Wildly and Intuitively
What makes summer feel like summer to you?
This week I’m also revisiting old notebooks, which tend to be a combination of diary entries, reading notes, and the early drafts of essays, talks and poems. I’m always on alert for usable nuggets and other forgotten material.
If you ever fear that your life has no rhyme or shape or direction, I suggest you try revisiting your notebooks, too. You will likely see, as I am seeing so clearly, that one’s obsessions and impulses and priorities remain uncannily consistent throughout a life, even in times when one feels wayward and off-course. I felt all those things 13 years ago (and more recently, too!) and yet I can draw a clear line between the books I was reading, notes I made, and what I was thinking about back then, and what I’m doing today. It’s all connected, as they say.
Stray notes, fragments, nuggets:
Threshold: brink, dawn, doorstep, doorway, entrance, edge, gate, inception, origin, outset, sill, point of departure, verge, vestibule.
Ingress: portal, way, inlet, lobby, access, adit, foyer, gate, ingression, eve.
~
“My earliest poems were derived directly from my journal work.
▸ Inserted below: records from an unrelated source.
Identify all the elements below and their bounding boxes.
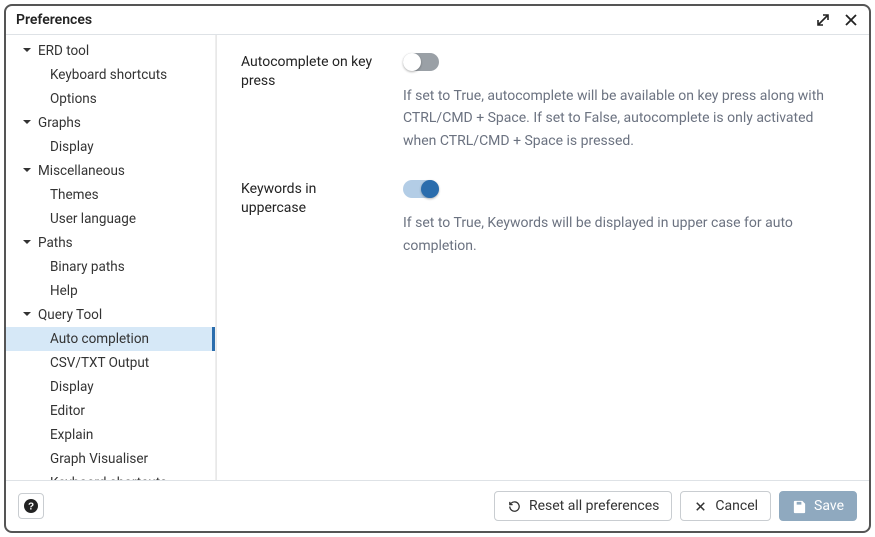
- tree-group-label: Graphs: [38, 115, 81, 131]
- svg-text:?: ?: [28, 502, 34, 513]
- dialog-title: Preferences: [16, 12, 92, 28]
- save-button[interactable]: Save: [779, 491, 857, 521]
- tree-item[interactable]: Auto completion: [6, 327, 215, 351]
- tree-item[interactable]: Keyboard shortcuts: [6, 471, 215, 480]
- content-pane: Autocomplete on key press If set to True…: [216, 35, 869, 480]
- pref-desc: If set to True, Keywords will be display…: [403, 212, 845, 257]
- tree-item[interactable]: Options: [6, 87, 215, 111]
- dialog-footer: ? Reset all preferences Cancel: [6, 480, 869, 531]
- reset-label: Reset all preferences: [529, 498, 659, 514]
- chevron-down-icon: [22, 235, 32, 251]
- tree-group-header[interactable]: Graphs: [6, 111, 215, 135]
- chevron-down-icon: [22, 307, 32, 323]
- pref-label: Autocomplete on key press: [241, 53, 381, 91]
- maximize-icon[interactable]: [815, 12, 831, 28]
- tree-group-header[interactable]: Paths: [6, 231, 215, 255]
- tree-item[interactable]: CSV/TXT Output: [6, 351, 215, 375]
- preferences-dialog: Preferences ERD toolKeyboard shortcutsOp…: [4, 4, 871, 533]
- tree-item[interactable]: Themes: [6, 183, 215, 207]
- reset-button[interactable]: Reset all preferences: [494, 491, 672, 521]
- tree-group-label: Paths: [38, 235, 73, 251]
- tree-item[interactable]: Graph Visualiser: [6, 447, 215, 471]
- tree-item[interactable]: Display: [6, 135, 215, 159]
- pref-label: Keywords in uppercase: [241, 180, 381, 218]
- close-icon[interactable]: [843, 12, 859, 28]
- tree-group-header[interactable]: ERD tool: [6, 39, 215, 63]
- chevron-down-icon: [22, 43, 32, 59]
- tree-item[interactable]: Display: [6, 375, 215, 399]
- tree-item[interactable]: Keyboard shortcuts: [6, 63, 215, 87]
- tree-group-label: ERD tool: [38, 43, 89, 59]
- titlebar-actions: [815, 12, 859, 28]
- tree-item[interactable]: User language: [6, 207, 215, 231]
- title-bar: Preferences: [6, 6, 869, 35]
- chevron-down-icon: [22, 115, 32, 131]
- save-label: Save: [814, 498, 844, 514]
- tree-group-header[interactable]: Query Tool: [6, 303, 215, 327]
- cancel-button[interactable]: Cancel: [680, 491, 771, 521]
- sidebar[interactable]: ERD toolKeyboard shortcutsOptionsGraphsD…: [6, 35, 216, 480]
- autocomplete-toggle[interactable]: [403, 53, 439, 71]
- pref-desc: If set to True, autocomplete will be ava…: [403, 85, 845, 152]
- pref-row-uppercase: Keywords in uppercase If set to True, Ke…: [241, 180, 845, 257]
- dialog-body: ERD toolKeyboard shortcutsOptionsGraphsD…: [6, 35, 869, 480]
- help-button[interactable]: ?: [18, 493, 44, 519]
- tree-item[interactable]: Binary paths: [6, 255, 215, 279]
- tree-item[interactable]: Help: [6, 279, 215, 303]
- tree-group-header[interactable]: Miscellaneous: [6, 159, 215, 183]
- tree-group-label: Query Tool: [38, 307, 102, 323]
- tree-item[interactable]: Editor: [6, 399, 215, 423]
- tree-item[interactable]: Explain: [6, 423, 215, 447]
- tree-group-label: Miscellaneous: [38, 163, 125, 179]
- uppercase-toggle[interactable]: [403, 180, 439, 198]
- chevron-down-icon: [22, 163, 32, 179]
- cancel-label: Cancel: [715, 498, 758, 514]
- pref-row-autocomplete: Autocomplete on key press If set to True…: [241, 53, 845, 152]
I would write wildly and intuitively in my journal to rev up to the higher frequency of a poem.” Joy Harjo in The Poet’s Notebook: Excerpts from the Notebooks of 26 American Poets
~
Singe: blacken, blaze, brown, cauterize, char, cook, flame, ignite, incinerate, parch, scald, scorch, sear, toast, torch, enkindle, flame, flare, flash, glow, heat, ignite, roast.
~
“Poetry persists as a result of our doubts, not in spite of them. Poetry is an act of faith rather than assertion of knowledge.” Brit Washburn, “In Praise of Perseverance”
~
Come the bees now clinging to flowered curtains.”
Deborah Diggs
~
Sometimes I pause,
there where the air is cooler, and imagine
this is how my ghost will see the world . . .”
Nick Bozanic, “Departures”
~
Each time,
the found world surprises
that is its nature.”
Jane Hirshfield
~
It must have been February, or March.
And then August
gleaming.
*
The poem was a space, a conduit, a way to enact the feelings our brief conversation evoked. It stoked further feeling.
~
The poem says things that are hard to say in the harsh light of day.
~
“An interesting plainness is the most difficult and precious to achieve.” Mies Van Der Rohe
~
I could go on but it may mean more to you to take a little time to look at your notebook, in case there's the seed of something in there.